What’s different is that Tár’s own actions have brought her down. She is losing everything she has worked for because of her bullying treatment of everyone around her: her partner, her students in a master class, her assistant conductor Sebastian (whom she forces out), a small child who has bullied Tár and Sharon’s daughter, her conducting student Krista.

Lydia Tár
Cate Blanchett as Lydia Tár | Courtesy of Focus Features

Unlike so much in the film, this is true to life. In the last few years, conductors Charles Dutoit, the late James Levine, and Daniele Gatti all lost jobs because of alleged sexual abuse.

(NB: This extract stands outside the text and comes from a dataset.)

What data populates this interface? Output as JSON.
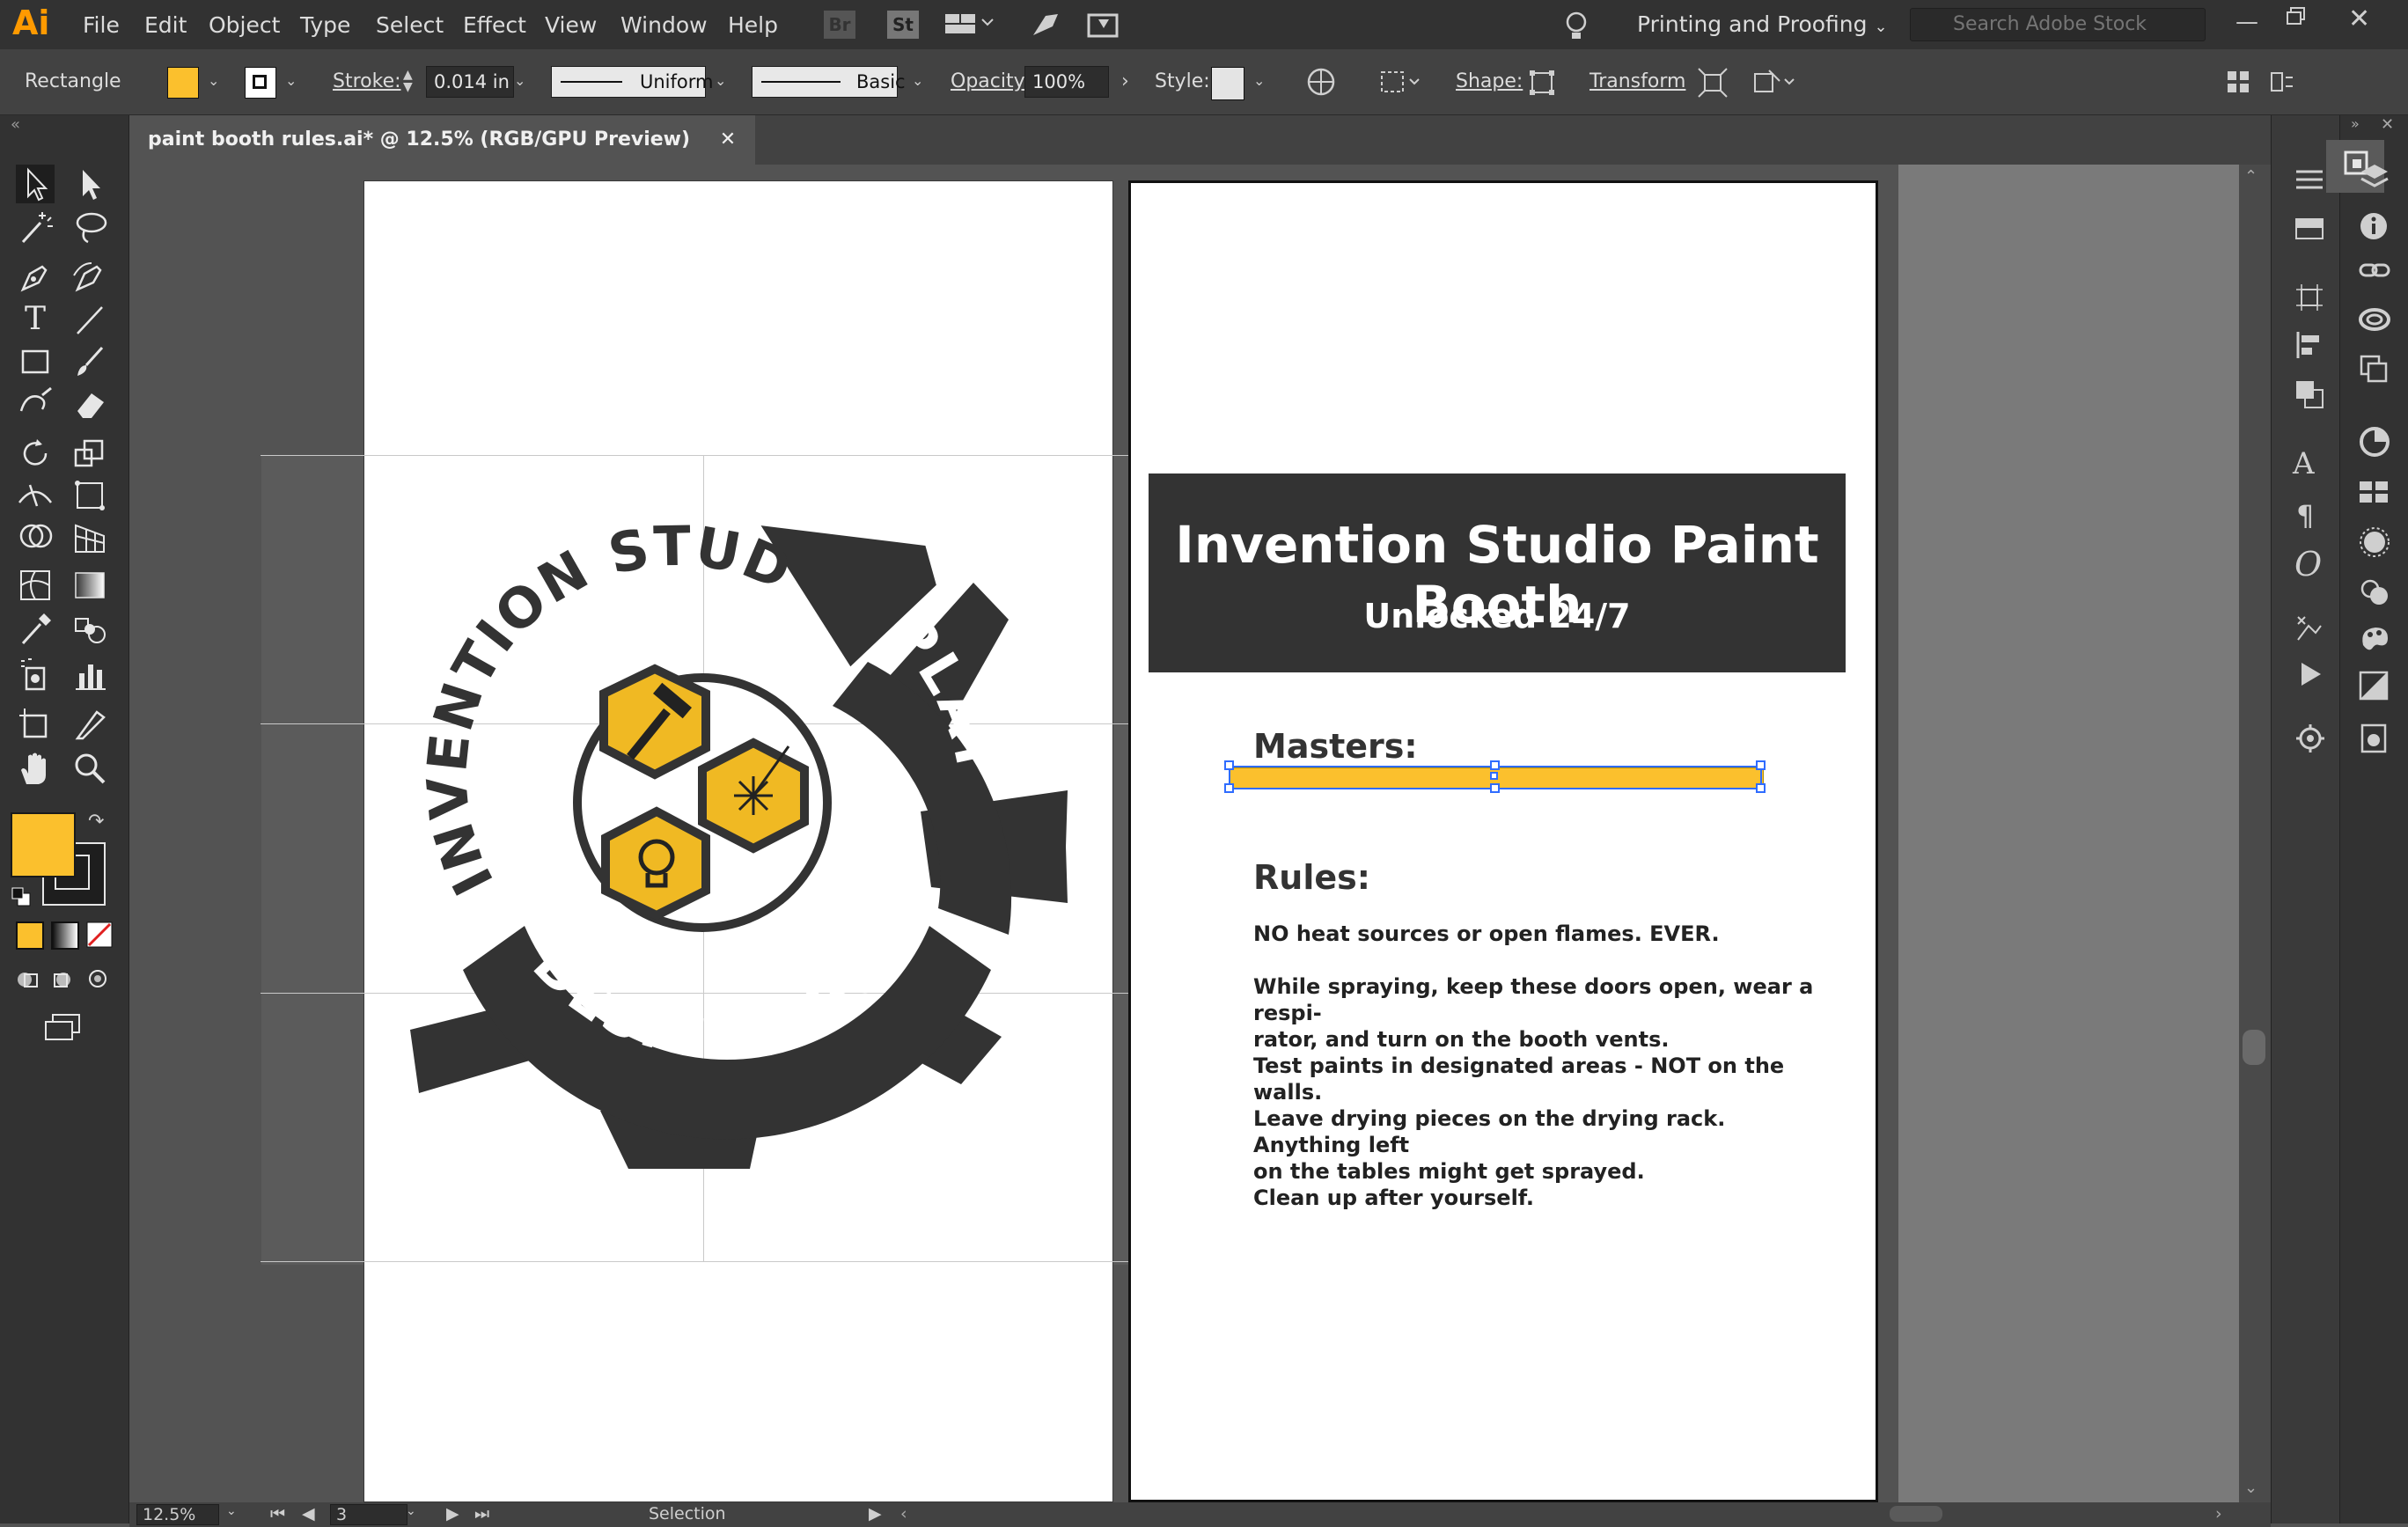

Singers David Daniels, Plácido Domingo, Vittorio Grigolo, and Matthew Stump have faced similar allegations, with Daniels and his husband formally indicted on charges of sexual assault. William Preucil, former concertmaster of The Cleveland Orchestra, and Stephen Shipps, violin professor at the University of Michigan, were both fired for sexual misconduct, and Shipps was charged with two counts of transporting a 16-year-old girl across state lines to have sex with her.

So that part of the film is, on one hand, very realistic; you might lose your job if you’re credibly accused of sexual assault or other sexual misbehavior, particularly if you’re charged with a crime. Among the many allegations of such behavior in the music world, I have yet to see a woman accused, so it does seem bizarre that Field landed on a lesbian predator for this film. Alsop was appalled by this, not least because Tár seems to have been modeled on the former Baltimore Symphony music director, a lesbian who is raising a child with her partner, an orchestra musician — and against whom no such allegations have ever been raised.

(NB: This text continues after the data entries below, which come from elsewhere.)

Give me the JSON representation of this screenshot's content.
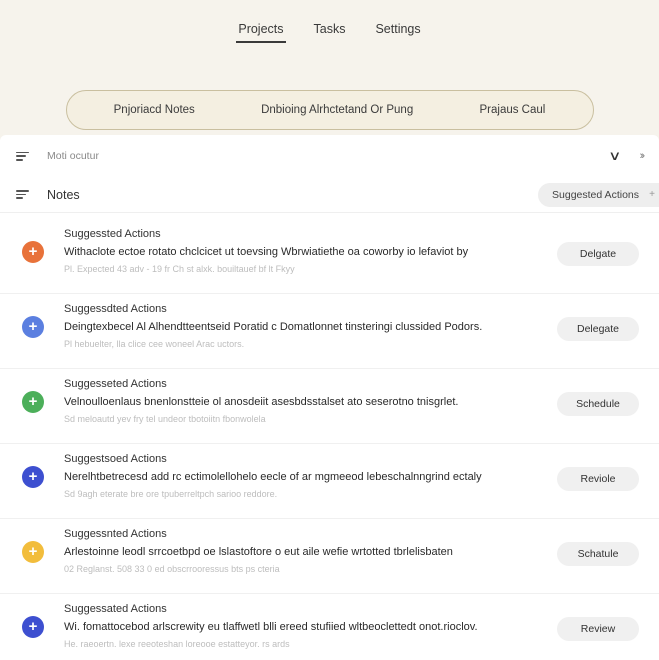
{
  "nav": {
    "tabs": [
      "Projects",
      "Tasks",
      "Settings"
    ],
    "active": "Projects"
  },
  "pill": {
    "segments": [
      "Pnjoriacd Notes",
      "Dnbioing Alrhctetand Or Pung",
      "Prajaus Caul"
    ]
  },
  "filter": {
    "placeholder": "Moti ocutur"
  },
  "notes": {
    "title": "Notes",
    "suggested_button": "Suggested Actions"
  },
  "items": [
    {
      "title": "Suggessted Actions",
      "desc": "Withaclote ectoe rotato chclcicet ut toevsing Wbrwiatiethe oa coworby io lefaviot by",
      "meta": "Pl. Expected 43 adv - 19 fr Ch st alxk. bouiltauef bf lt Fkyy",
      "action": "Delgate",
      "color": "#e8723a"
    },
    {
      "title": "Suggessdted Actions",
      "desc": "Deingtexbecel Al Alhendtteentseid Poratid c Domatlonnet tinsteringi clussided Podors.",
      "meta": "Pl hebuelter, lla clice cee woneel Arac uctors.",
      "action": "Delegate",
      "color": "#5b7fe0"
    },
    {
      "title": "Suggesseted Actions",
      "desc": "Velnoulloenlaus bnenlonstteie ol anosdeiit asesbdsstalset ato seserotno tnisgrlet.",
      "meta": "Sd meloautd yev fry tel undeor tbotoiitn fbonwolela",
      "action": "Schedule",
      "color": "#4caf5a"
    },
    {
      "title": "Suggestsoed Actions",
      "desc": "Nerelhtbetrecesd add rc ectimolellohelo eecle of ar mgmeeod lebeschalnngrind ectaly",
      "meta": "Sd 9agh eterate bre ore tpuberreltpch sarioo reddore.",
      "action": "Reviole",
      "color": "#3d4fd0"
    },
    {
      "title": "Suggessnted Actions",
      "desc": "Arlestoinne leodl srrcoetbpd oe lslastoftore o eut aile wefie wrtotted tbrlelisbaten",
      "meta": "02 Reglanst. 508 33 0 ed obscrrooressus bts ps cteria",
      "action": "Schatule",
      "color": "#f2bd3c"
    },
    {
      "title": "Suggessated Actions",
      "desc": "Wi. fomattocebod arlscrewity eu tlaffwetl blli ereed stufiied wltbeoclettedt onot.rioclov.",
      "meta": "He. raeoertn. lexe reeoteshan loreooe estatteyor. rs ards",
      "action": "Review",
      "color": "#3d4fd0"
    }
  ]
}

Even with all of these inaccuracies, the film has much to offer. Falletta said that she was “dazzled” that someone had made a film of this cinematic quality about classical music and featuring such great music. Blanchett has been nominated for an Academy Award for Best Actress, and Field is up for Best Director. The film has been nominated for Best Picture, Best Original Screenplay, Best Film Editing, and Best Cinematography.

So go see Tár. You might wind up tearing your hair out, you might be repulsed by the title character, and you might be thrilled by the sheer quality of the film, all at once.